Browsing with a 2 core box is like using a musket to blow a hole in a wall that’s optimized for armor piercing rounds.
Is this dumb? Of course. Your best recourse is probably to work around the anti-LLM blocks by having an agent read and summarize the page for you.
Are there any decent cloud based web renderers yet? Something like vnc or rdp backed by a shared 4090 could solve the problem. For static content, it’d only have to run proof of work once, then serve the result from cache.
https://github.com/polymorphicshade/Tubular
it also integrates SponsorBlock!
It can use a ridiculous amount of CPU.
It seems hardware accelerated only on windows chrome.
You can tell Youtube to prefer AV1 only for low-quality videos (https://www.youtube.com/account_playback) or you can install an extension that will force h264 playback where supported.
Other playback features such as ambient mode and volume equalisation can also impact performance, though that kind of depends on how fast your web browser is at executing Javascript, and to a much smaller extent.
The substantial bandwidth savings are here to stay, though, so in time I think Youtube will move to AV1 more often.

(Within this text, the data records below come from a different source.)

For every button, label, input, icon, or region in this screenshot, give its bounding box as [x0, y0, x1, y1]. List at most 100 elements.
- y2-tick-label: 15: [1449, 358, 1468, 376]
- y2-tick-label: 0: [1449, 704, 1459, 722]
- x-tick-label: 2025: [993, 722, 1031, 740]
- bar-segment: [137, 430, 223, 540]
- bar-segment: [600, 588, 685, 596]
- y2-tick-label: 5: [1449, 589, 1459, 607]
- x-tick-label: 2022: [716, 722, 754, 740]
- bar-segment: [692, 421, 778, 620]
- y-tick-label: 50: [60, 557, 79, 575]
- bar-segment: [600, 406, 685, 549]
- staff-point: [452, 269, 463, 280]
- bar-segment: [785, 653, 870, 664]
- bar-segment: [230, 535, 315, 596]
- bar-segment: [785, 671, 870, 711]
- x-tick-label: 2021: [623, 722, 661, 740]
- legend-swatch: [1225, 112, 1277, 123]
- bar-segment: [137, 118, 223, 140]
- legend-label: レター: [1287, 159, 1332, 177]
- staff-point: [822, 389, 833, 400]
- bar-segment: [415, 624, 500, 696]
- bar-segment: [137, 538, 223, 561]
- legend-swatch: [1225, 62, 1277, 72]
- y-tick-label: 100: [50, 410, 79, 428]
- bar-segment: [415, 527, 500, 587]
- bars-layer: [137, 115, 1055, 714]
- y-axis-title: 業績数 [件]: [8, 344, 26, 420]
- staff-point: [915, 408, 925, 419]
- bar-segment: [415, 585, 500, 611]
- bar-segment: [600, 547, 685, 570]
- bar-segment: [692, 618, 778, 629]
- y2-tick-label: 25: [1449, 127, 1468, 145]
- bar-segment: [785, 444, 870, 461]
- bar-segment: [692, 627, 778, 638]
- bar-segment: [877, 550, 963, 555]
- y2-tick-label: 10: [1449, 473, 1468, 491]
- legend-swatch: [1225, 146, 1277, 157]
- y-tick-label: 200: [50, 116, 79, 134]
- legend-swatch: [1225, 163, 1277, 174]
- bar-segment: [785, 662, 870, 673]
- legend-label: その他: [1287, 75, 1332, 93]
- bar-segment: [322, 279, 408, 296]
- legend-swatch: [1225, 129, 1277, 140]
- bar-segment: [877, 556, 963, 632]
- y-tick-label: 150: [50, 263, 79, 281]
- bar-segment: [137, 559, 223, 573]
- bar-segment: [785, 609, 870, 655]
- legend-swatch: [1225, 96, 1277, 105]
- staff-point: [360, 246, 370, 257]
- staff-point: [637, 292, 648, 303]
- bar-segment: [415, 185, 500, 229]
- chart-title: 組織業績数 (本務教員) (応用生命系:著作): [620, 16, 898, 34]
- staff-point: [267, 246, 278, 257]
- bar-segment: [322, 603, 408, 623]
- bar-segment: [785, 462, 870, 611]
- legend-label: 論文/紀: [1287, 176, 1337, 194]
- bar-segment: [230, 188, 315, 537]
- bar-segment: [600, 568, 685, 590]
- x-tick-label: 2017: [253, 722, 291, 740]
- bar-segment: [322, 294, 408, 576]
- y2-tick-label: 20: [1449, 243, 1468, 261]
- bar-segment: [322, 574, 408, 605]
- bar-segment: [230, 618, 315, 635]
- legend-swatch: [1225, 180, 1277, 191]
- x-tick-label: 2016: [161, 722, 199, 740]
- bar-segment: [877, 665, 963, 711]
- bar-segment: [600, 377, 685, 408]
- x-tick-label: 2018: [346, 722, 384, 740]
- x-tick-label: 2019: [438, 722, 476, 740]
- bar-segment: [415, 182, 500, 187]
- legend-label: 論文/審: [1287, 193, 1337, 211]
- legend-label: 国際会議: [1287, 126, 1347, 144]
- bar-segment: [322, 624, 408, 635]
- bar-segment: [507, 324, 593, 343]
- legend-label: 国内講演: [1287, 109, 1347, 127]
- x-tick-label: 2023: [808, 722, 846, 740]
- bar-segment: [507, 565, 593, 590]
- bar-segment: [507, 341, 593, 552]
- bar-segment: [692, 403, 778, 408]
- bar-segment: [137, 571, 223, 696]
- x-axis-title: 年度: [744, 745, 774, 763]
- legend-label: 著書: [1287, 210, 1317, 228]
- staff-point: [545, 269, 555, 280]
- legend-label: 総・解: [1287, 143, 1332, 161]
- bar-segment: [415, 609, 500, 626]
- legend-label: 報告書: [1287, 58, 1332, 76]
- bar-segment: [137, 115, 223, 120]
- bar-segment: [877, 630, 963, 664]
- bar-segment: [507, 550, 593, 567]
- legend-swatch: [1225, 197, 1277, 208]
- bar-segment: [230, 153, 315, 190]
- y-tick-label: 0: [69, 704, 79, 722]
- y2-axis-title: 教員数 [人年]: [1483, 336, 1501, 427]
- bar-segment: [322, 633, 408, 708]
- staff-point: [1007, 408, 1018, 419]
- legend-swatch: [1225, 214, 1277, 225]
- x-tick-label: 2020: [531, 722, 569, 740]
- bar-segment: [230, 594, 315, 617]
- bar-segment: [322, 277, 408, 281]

Well, is it higher or lower?
What option are you referring to here? I don’t see anything that seems related to that.
Once you carefully whitelist the resource it wants the CPU usage goes down again. At least that fixed it for me (I was mistakenly checking various codec related settings in Firefox first too to find a solution.)
The reason I bring it up is because I tried to actually profile it a handful of times, but my C++/Rust/Python knowledge was completely useless in the face of a browser development toolchain.
Did I miss something, or is it not possible to easily see what functions take the meat of javascript execution time?
(it feels really absurd if it's not easy, given that people can essentially serve whatever arbitrary script they want and my computer pretty much has to deal with it if I want to use whatever site)
I'll just leave it like this (480s of samples..?): https://imgur.com/a/IgaHOdX and come back in a few hours.
bArray•2h ago
burgerrito•2h ago
snickerdoodle14•2h ago
But you probably won't be able to make much sense of the results without a lot of effort because of all the minimization/obfuscation.